Just like someone can be an "Accidental DBA", I am the "Accidental TFS Administrator" at work. And now we're moving, slowly, to Azure DevOps Services (ADS). One of the reasons for moving to ADS is because there's a group of epidemiologists at work who want to capture their code using Git. (At work, they've been using TFVC for longer than I've worked there. Bottom line, we don't use Git at all at work.) Being epidemiologists, they're used to doing lots of data analysis. They use both SAS and R. I've never seen SAS. Here on SSC, because of Steve's posts, I've seen some R, although I wouldn't call myself an R developer.
Anyway, we've got this group of sophisticated users, who want to store their SAS and R code into a Git repository. The reason for why they want to Git is because whatever tools they use, it only works with Git. For now, let me just talk about R. Like I said, I know so little of R that I don't call myself conversant in it at all.

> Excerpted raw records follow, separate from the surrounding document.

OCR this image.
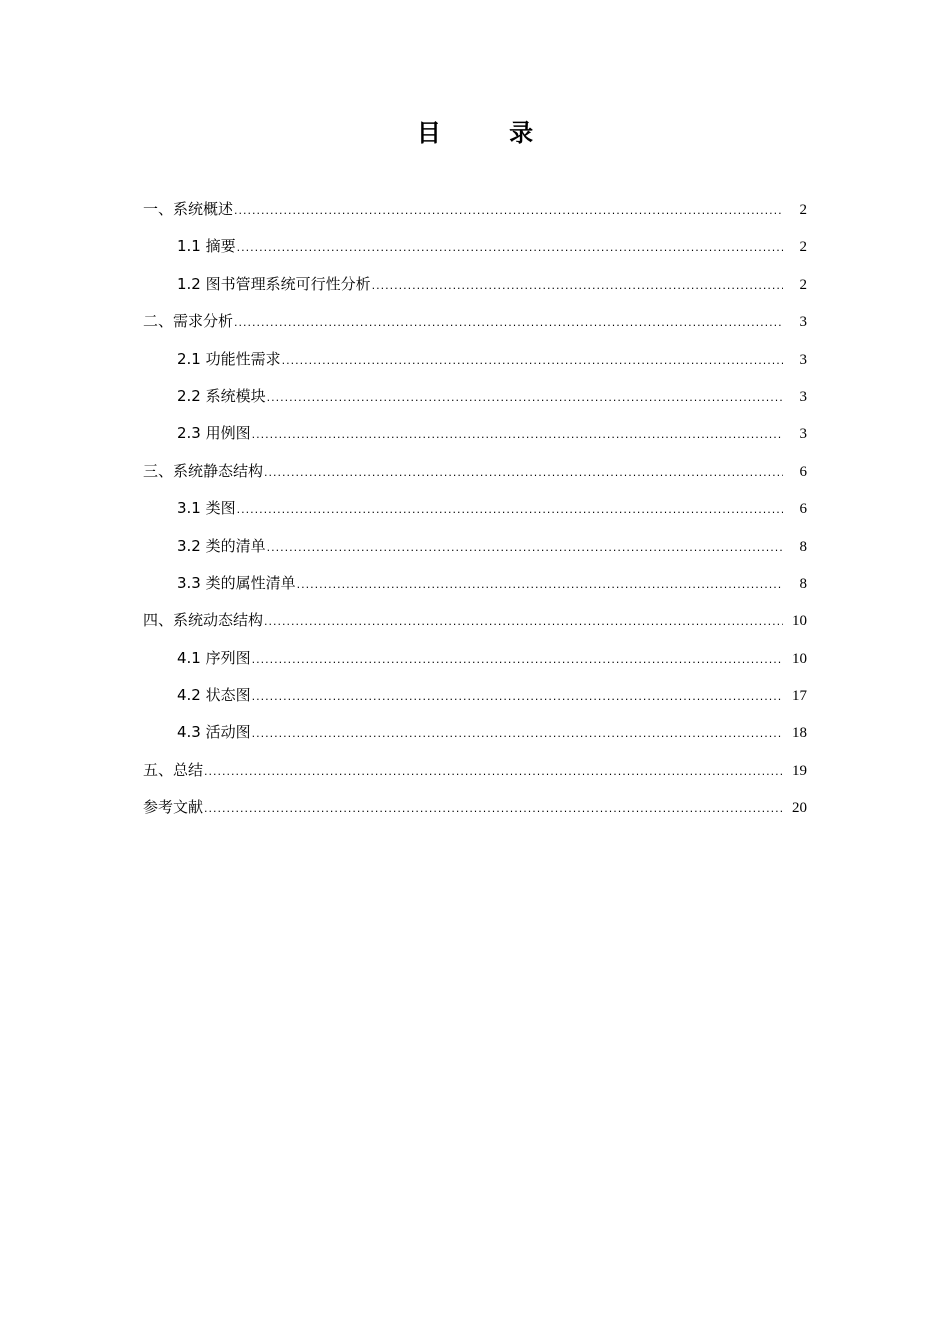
目 录
一、系统概述 .....	2
1.1 摘要 .....	2
1.2 图书管理系统可行性分析 .....	2
二、需求分析 .....	3
2.1 功能性需求 .....	3
2.2 系统模块 .....	3
2.3 用例图 .....	3
三、系统静态结构 .....	6
3.1 类图 .....	6
3.2 类的清单 .....	8
3.3 类的属性清单 .....	8
四、系统动态结构 .....	10
4.1 序列图 .....	10
4.2 状态图 .....	17
4.3 活动图 .....	18
五、总结 .....	19
参考文献 .....	20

Now, for other things which complicate this. Our chief security officer (CSO) is certain that these users have leaving connection string in plain text, in their R code. We talked about this in a Zoom meeting. Upon a lengthy discussion, it because apparently that the users access the databases they do, using integrated security. Nevertheless, the CSO is not convinced. He is firmly of the opinion that the epidemiologists who are doing the R (and SAS) coding are leaving connection strings scattered all about in their code.
So, let me ask people in this forum - how does R code save connection strings? If this were a .NET app, you could either save those connections to the database use integrated security, in which case there is no credentials saved anywhere. Or you would put them into a Web.Config or App.Config file, which hopefully is obfuscated somehow. Or since we're moving to ADS, they could be saved either in Azure Pipeline library or Azure Key Vault. So, how does R do it? Where are connections strings saved? How can we (those of us in IT) determine that either they user integrated security or the credentials are someplace. Is there a common place to look for database credentials in R?